Friday, June 5, 2015

Everybody Hurts, Sometimes

Everyone has hurt someone in their lives, somewhere down the line.  It's one of the few absolutes that can be said both with confidence in its verity and with empathy for the many who have experienced its implications.

The proclivity to get lost in the past is a not-uncommon fault in my personal makeup.  My mother tells me that I am a peace-maker.  This seems about right.  I'm not saying I don't have a temper.  You may rest assured that the German-Irish in me is feisty and ready to rumble at a moment's notice.  (Usually, however, that energy gets channeled into exercise and board games.  Ruthlessness is not a bad quality in one's Scrabble opponent.)  I like to think things through, sometimes to exhaustion.  It is unlikely that I cannot eventually see another person's point of view, given enough input and time to ruminate upon it.

Not to put too fine a point on it, but as we age it is only natural that one looks back on the history of their lives and judges themselves--whether harshly or gently, the judgment is there.  I spent a great deal of my youth engaged in relationship after relationship, on a (let's be candid here--it was fairly) ruthless quest for The One.  I used to agonize in each case--"Is this it?  If not, should I waste any more of my time and/or my partner's time?" In 1999, one family friend commented that I had too many "rules" (things that I would not stand for in a mate).  In 2006, my relatives started to get antsy about me ever settling down.
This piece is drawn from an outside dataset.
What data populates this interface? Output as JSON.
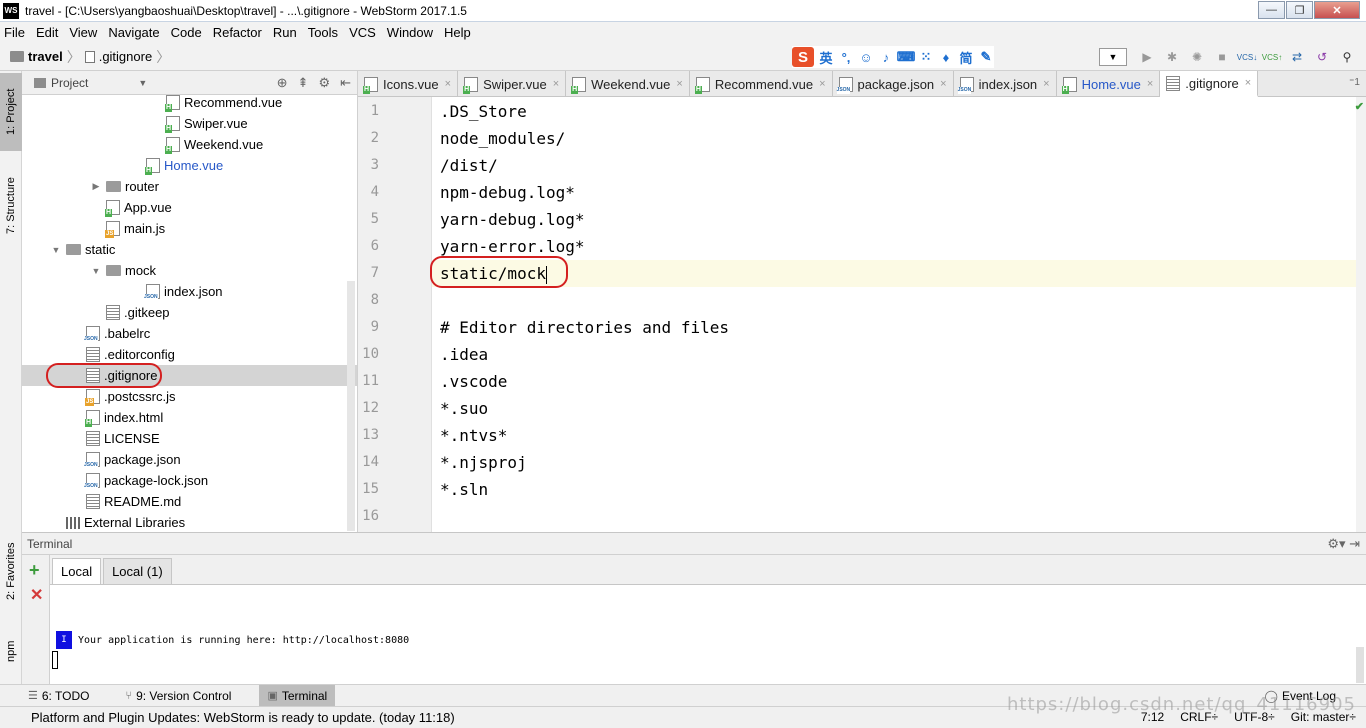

When I was 19, I visited a palm reader in Manchester (England).   He told me at the time that I would meet my husband to be at a very young age, and then marry him when I was much, much older.  I met Romeyn not too long after that.  However, I didn't make the connection.  Romeyn was my friend, and (more to the point) married to his first wife at the time.  Palmistry has resulted in some interesting coincidences, if not outright revelations in my personal experience. 

I am 18 years older than that ridiculously young nineteen year old, trembling in front of a palm reader in that little hole-in-the-wall across the sea.  In those years, I have hurt others, been hurt, run away from home, come back to New York, and re-met the man who become my husband in June of 2009.  As Karma goes, mine is not the cleanest.  My soul, however, is at peace. Regardless of the errors of the past, the beauty of the present more than makes up for the Karmic debt.  I felt that this would be the case when Romeyn and I decided to get married.  This is why one of our songs in the wedding was "Something Good" from "The Sound of Music."

"Somewhere in my youth and childhood, I must have done something good!"